Mr Burnham said: “We are still not at the point where the full truth has been told.” He spoke out as he presented a Nuclear Test Veterans’ Medal to Martin Blackburn on behalf of his father Norman, a Wigan man who died from stomach cancer in 1985 at the age of just 55. As an RAF driver, Norman was sent to Christmas Island in 1957 and watched six nuclear explosions.

Martin, 52, was subsequently born with a cataract in his left eye from which he has had only partial sight all his life. His father was convinced this condition and his own cancer was caused by the Christmas Island explosions. The medal was presented by Mr Burnham at the library in Martin’s home town of Golborne alongside Leigh MP Jo Platt and Couns Susan Gambles, Yvonne Klieve and Gena Merrett.

Martin said: “My dad was sent to an unknown island, along with a few hundred other men.
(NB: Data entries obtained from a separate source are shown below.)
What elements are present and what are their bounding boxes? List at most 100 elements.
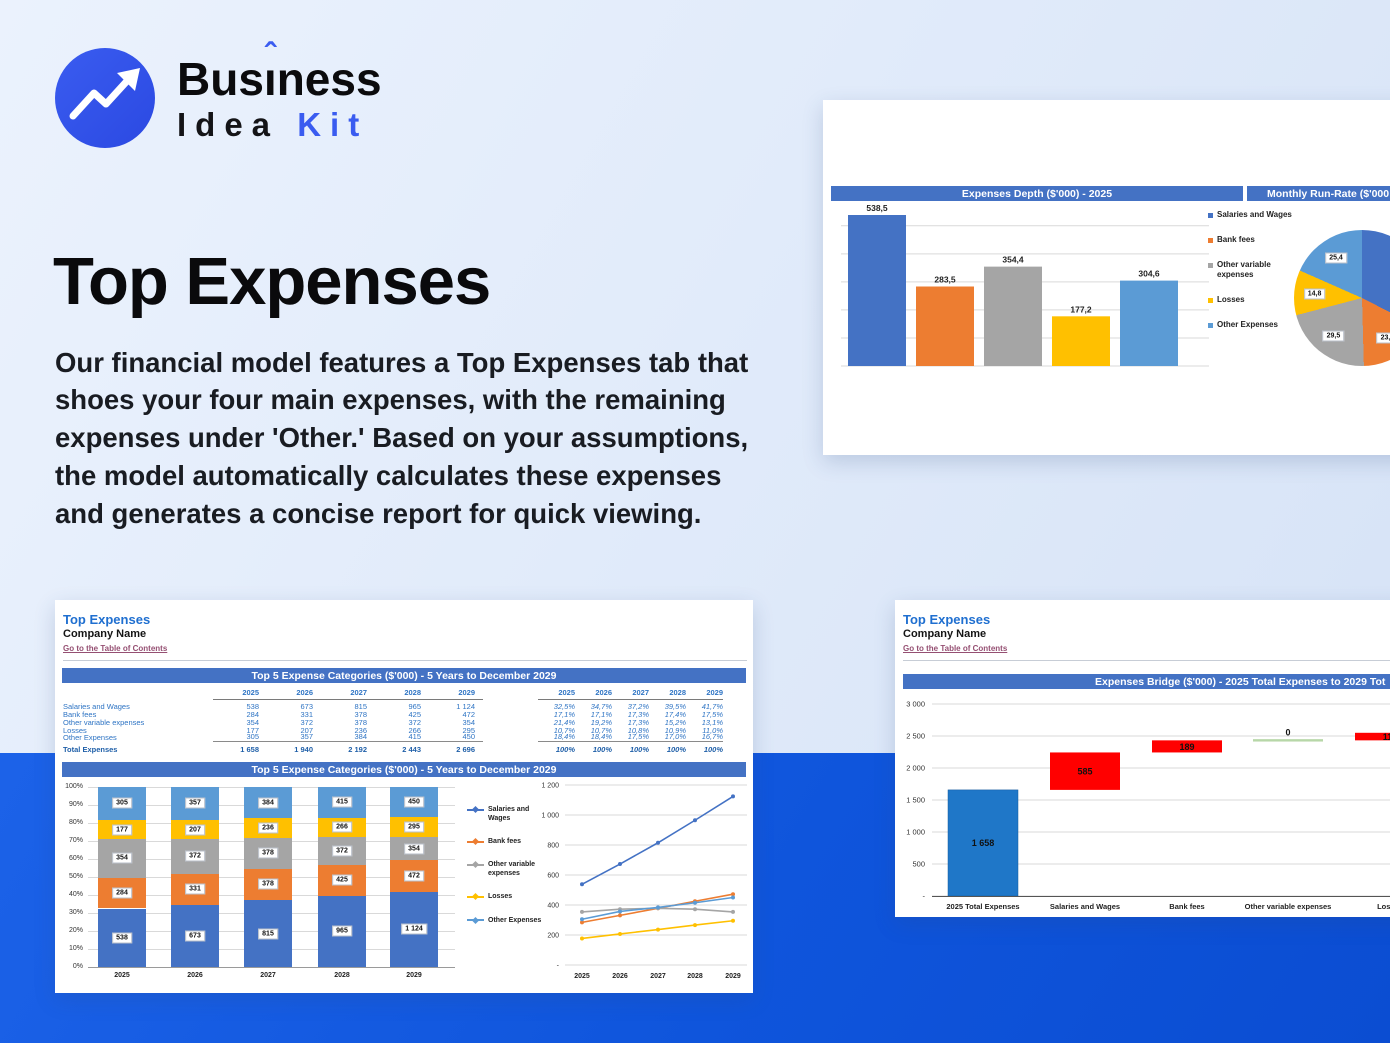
svg-text:600: 600	[547, 873, 559, 880]
cell-percent: 11,0%	[702, 725, 723, 735]
legend-item: Other variable expenses	[467, 860, 545, 878]
segment-value-label: 538	[112, 932, 132, 944]
segment-value-label: 354	[404, 843, 424, 855]
bar-value-label: 283,5	[934, 275, 956, 285]
y-axis-tick: 60%	[68, 855, 83, 862]
cell-value: 266	[408, 725, 421, 735]
cell-percent: 17,5%	[701, 709, 723, 719]
svg-text:2 000: 2 000	[906, 764, 925, 773]
cell-value: 236	[354, 725, 367, 735]
cell-percent: 100%	[592, 745, 612, 755]
trend-line-chart: 1 200 1 000 800 600 400 200 - 2025 2026 2027 2028 2…	[541, 783, 747, 980]
cell-value: 425	[408, 709, 421, 719]
cell-percent: 2029	[686, 688, 723, 700]
expense-table: 2025 2026 2027 2028 2029 2025 2026 2027 2028 2029…	[63, 687, 747, 754]
segment-value-label: 965	[332, 925, 352, 937]
cell-value: 331	[300, 709, 313, 719]
svg-text:-: -	[557, 963, 560, 970]
expenses-depth-card: Expenses Depth ($'000) - 2025 Monthly Ru…	[823, 100, 1390, 455]
table-row: Other Expenses 305 357 384 415 450 18,4% 18,4% 1…	[63, 732, 747, 743]
segment-value-label: 1 124	[401, 923, 427, 935]
y-axis-tick: 30%	[68, 909, 83, 916]
cell-percent: 10,7%	[553, 725, 575, 735]
legend-label: Other Expenses	[1217, 320, 1278, 329]
x-axis-label: 2025	[114, 972, 130, 979]
cell-percent: 17,4%	[664, 709, 686, 719]
cell-percent: 2028	[649, 688, 686, 700]
legend-item: Salaries and Wages	[467, 805, 545, 823]
svg-text:1 000: 1 000	[906, 828, 925, 837]
svg-text:585: 585	[1077, 767, 1092, 777]
cell-value: 815	[354, 701, 367, 711]
waterfall-category-label: 2025 Total Expenses	[946, 902, 1019, 911]
cell-value: 354	[462, 717, 475, 727]
cell-value: 177	[246, 725, 259, 735]
y-axis-tick: 100%	[65, 783, 83, 790]
segment-value-label: 384	[258, 797, 278, 809]
table-of-contents-link[interactable]: Go to the Table of Contents	[63, 644, 168, 653]
y-axis-tick: 20%	[68, 927, 83, 934]
segment-value-label: 378	[258, 847, 278, 859]
legend-label: Bank fees	[488, 838, 522, 846]
cell-percent: 10,9%	[664, 725, 686, 735]
legend-label: Losses	[1217, 295, 1245, 304]
svg-text:500: 500	[912, 860, 925, 869]
legend-item: Salaries and Wages	[1208, 210, 1300, 220]
page-description: Our financial model features a Top Expen…	[55, 346, 749, 530]
waterfall-category-label: Losses	[1377, 902, 1390, 911]
legend-label: Bank fees	[1217, 235, 1255, 244]
segment-value-label: 673	[185, 930, 205, 942]
svg-text:2027: 2027	[650, 973, 666, 980]
sheet-company-name: Company Name	[903, 628, 987, 640]
top5-expense-categories-card: Top Expenses Company Name Go to the Tabl…	[55, 600, 753, 993]
segment-value-label: 354	[112, 852, 132, 864]
row-label: Other variable expenses	[63, 717, 145, 727]
cell-percent: 19,2%	[590, 717, 612, 727]
svg-text:1 658: 1 658	[972, 838, 995, 848]
legend-item: Losses	[1208, 295, 1300, 305]
x-axis-label: 2026	[187, 972, 203, 979]
y-axis-tick: 0%	[72, 963, 83, 970]
segment-value-label: 266	[332, 821, 352, 833]
legend-marker-icon	[1208, 238, 1213, 243]
segment-value-label: 236	[258, 822, 278, 834]
y-axis-tick: 10%	[68, 945, 83, 952]
cell-value: 2027	[321, 688, 375, 700]
svg-text:200: 200	[547, 933, 559, 940]
row-label: Losses	[63, 725, 87, 735]
svg-text:1 200: 1 200	[541, 783, 559, 790]
pie-slice-label: 25,4	[1325, 252, 1347, 264]
segment-value-label: 331	[185, 883, 205, 895]
svg-text:400: 400	[547, 903, 559, 910]
cell-percent: 21,4%	[553, 717, 575, 727]
bar-chart-legend: Salaries and Wages Bank fees Other variabl…	[1208, 210, 1300, 345]
cell-percent: 15,2%	[664, 717, 686, 727]
x-axis-label: 2028	[334, 972, 350, 979]
segment-value-label: 415	[332, 796, 352, 808]
table-row: Total Expenses 1 658 1 940 2 192 2 443 2 696 1…	[63, 742, 747, 754]
legend-line-marker-icon	[467, 838, 484, 846]
line-Salaries and Wages	[581, 795, 734, 886]
legend-label: Other variable expenses	[488, 861, 536, 878]
svg-text:0: 0	[1285, 727, 1290, 737]
cell-value: 965	[408, 701, 421, 711]
row-label: Other Expenses	[63, 733, 117, 743]
series-legend: Salaries and Wages Bank fees Other variabl…	[467, 805, 545, 939]
legend-item: Losses	[467, 892, 545, 901]
segment-value-label: 305	[112, 797, 132, 809]
cell-value: 2028	[375, 688, 429, 700]
cell-value: 372	[300, 717, 313, 727]
svg-text:2025: 2025	[574, 973, 590, 980]
cell-value: 2026	[267, 688, 321, 700]
cell-value: 450	[429, 732, 483, 743]
segment-value-label: 372	[332, 845, 352, 857]
cell-percent: 2027	[612, 688, 649, 700]
table-of-contents-link[interactable]: Go to the Table of Contents	[903, 644, 1008, 653]
segment-value-label: 284	[112, 887, 132, 899]
segment-value-label: 295	[404, 821, 424, 833]
legend-item: Other variable expenses	[1208, 260, 1300, 280]
stacked-bar: 538 284 354 177 305	[98, 780, 146, 980]
y-axis-tick: 40%	[68, 891, 83, 898]
page-title: Top Expenses	[53, 243, 491, 319]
They thought they were going to a great adventure. “No-one told them where they were going or what they would be doing, or what they would be involved in.

” He said they were given orders on a particular day to muster on the beach in rows to sit on the beach and look out to sea, but when they saw the white flash, they had to turn their backs. “And that’s what they did,” he continued. “And then they were ordered again to turn around and look at the mushroom cloud that had formed.

Every veteran that you talk to – dad was not the only one – said that when that bomb was dropped and there was a bright flash and they co.